Palácio Plínio Bezerra, de Freitas Soares Geovanna Carvalho, Facundo Heberty Tarso
Faculdade de Medicina, Universidade Federal do Cariri, Barbalha, CE, Brazil.
Faculdade de Medicina, Universidade Federal do Cariri, Barbalha, CE, Brazil.
Arch Biochem Biophys. 2025 Jul;769:110418. doi: 10.1016/j.abb.2025.110418. Epub 2025 Apr 8.

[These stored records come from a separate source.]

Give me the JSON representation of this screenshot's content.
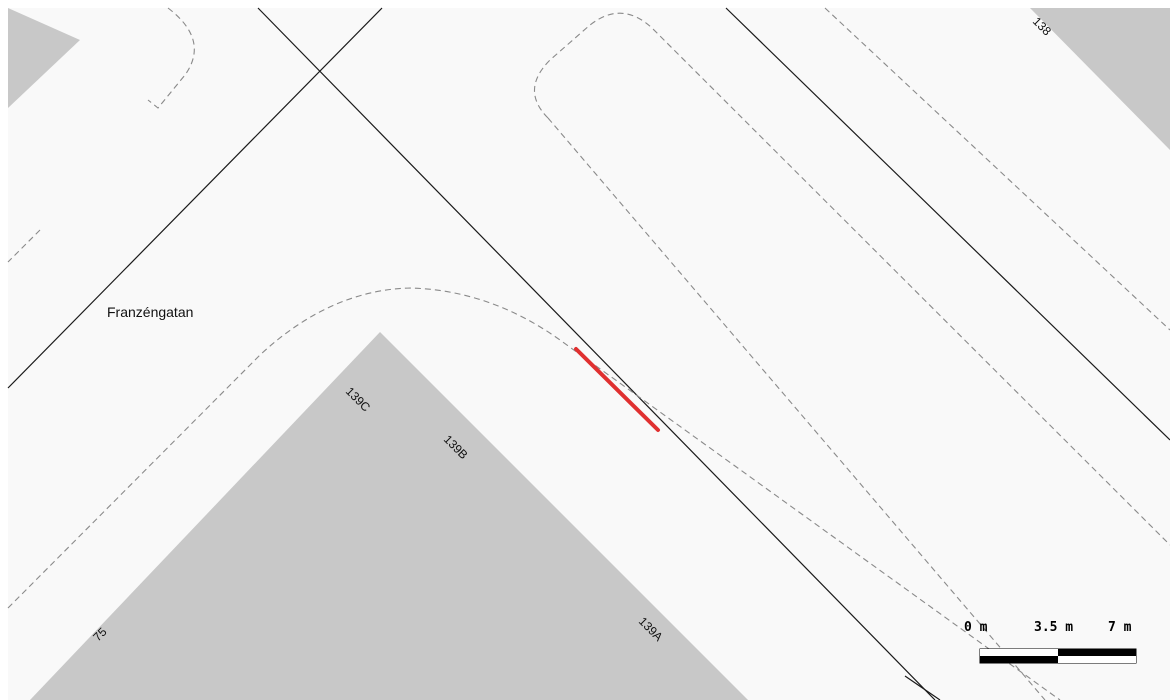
{
  "map": {
    "colors": {
      "land": "#f9f9f9",
      "building": "#c8c8c8",
      "road_edge": "#1a1a1a",
      "kerb_dash": "#8a8a8a",
      "highlight": "#e03030"
    },
    "street_labels": {
      "franzengatan": "Franzéngatan"
    },
    "building_labels": {
      "b138": "138",
      "b139c": "139C",
      "b139b": "139B",
      "b139a": "139A",
      "b75": "75"
    },
    "scale_bar": {
      "label_start": "0 m",
      "label_mid": "3.5 m",
      "label_end": "7 m"
    }
  }
}
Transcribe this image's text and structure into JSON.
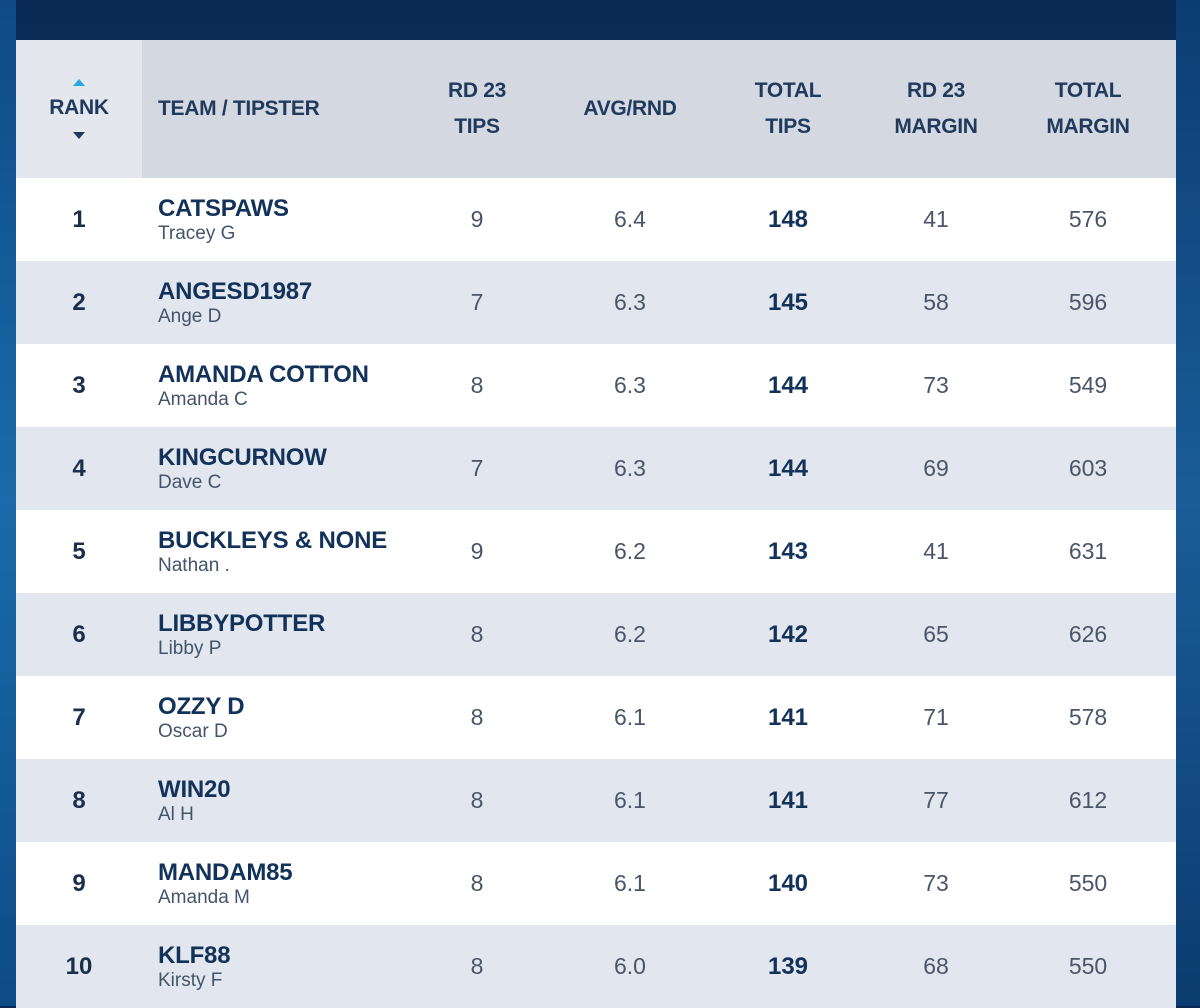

Despite significant research, there are no definitive therapies to prevent ischemia/reperfusion injury. During reperfusion, mitochondrial reactive oxygen species (ROS) cause cell damage. Ischemic preconditioning (IP), characterized by brief cycles of ischemia and reperfusion, activates mitochondrial ATP-sensitive potassium channels (mitoKATP) and provides cardioprotection. The aim of the present study is to investigate the impact of a truncated glibenclamide (lacking the cyclohexylurea portion - IMP-A) in ischemic preconditioning (IP)-mediated cardioprotection. Our study shows that IMP-A (2-5 μM) does not inhibit the protective effects of IP against ischemia/reperfusion damage in isolated rat hearts. In this context, IP hearts (with or without IMP-A) exhibited preserved cardiac function, as indicated by stable left ventricular developed pressure, maximal and minimal first derivatives, and rate-pressure product, along with a reduced infarct size following ischemia/reperfusion injury. Conversely, glibenclamide (2 μM - a well-characterized mitoKATP inhibitor) abolished the protective effects of IP against ischemia/reperfusion damage. Mitochondria isolated from reperfused IP hearts (treated or not with IMP-A) produced significantly lower levels of mitochondrial ROS and had lower susceptibility to Ca-induced swelling secondary to mitochondrial permeability transition pore (mPTP) opening. Additionally, IP hearts (treated or not with IMP-A) had preserved protein sulfhydryls. Glibenclamide elevated mitochondrial ROS production and negatively impacted mPTP and the sulfhydryl protection seen in IP hearts. Importantly, mitochondrial O consumption was preserved in IP hearts (treated or not with IMP-A), and this preservation was disrupted by glibenclamide but not by IMP-A. These findings suggest that the cyclohexylurea group of glibenclamide is essential for its ability to block IP-mediated cardioprotection, providing valuable insights for developing novel therapeutic strategies.
尽管进行了大量研究,但仍没有明确的疗法来预防缺血/再灌注损伤。在再灌注过程中,线粒体活性氧(ROS)会导致细胞损伤。缺血预处理(IP)以短暂的缺血和再灌注周期为特征,可激活线粒体ATP敏感性钾通道(mitoKATP)并提供心脏保护作用。本研究的目的是探讨截短的格列本脲(缺少环己基脲部分 - IMP-A)对缺血预处理(IP)介导的心脏保护作用的影响。我们的研究表明,IMP-A(2 - 5 μM)不会抑制IP对离体大鼠心脏缺血/再灌注损伤的保护作用。在此背景下,IP处理的心脏(无论有无IMP-A)表现出心脏功能得以保留,表现为左心室舒张末压、最大和最小一阶导数以及心率 - 压力乘积稳定,同时缺血/再灌注损伤后的梗死面积减小。相反,格列本脲(2 μM - 一种特征明确的mitoKATP抑制剂)消除了IP对缺血/再灌注损伤的保护作用。从再灌注的IP心脏(无论是否用IMP-A处理)分离的线粒体产生的线粒体ROS水平显著降低,并且对线粒体通透性转换孔(mPTP)开放继发的钙诱导肿胀敏感性较低。此外,IP处理的心脏(无论是否用IMP-A处理)保留了蛋白质巯基。格列本脲增加了线粒体ROS的产生,并对IP心脏中的mPTP和巯基保护产生负面影响。重要的是,IP处理的心脏(无论是否用IMP-A处理)中线粒体氧消耗得以保留,并且这种保留被格列本脲破坏,但未被IMP-A破坏。这些发现表明,格列本脲的环己基脲基团对于其阻断IP介导的心脏保护作用的能力至关重要,为开发新的治疗策略提供了有价值的见解。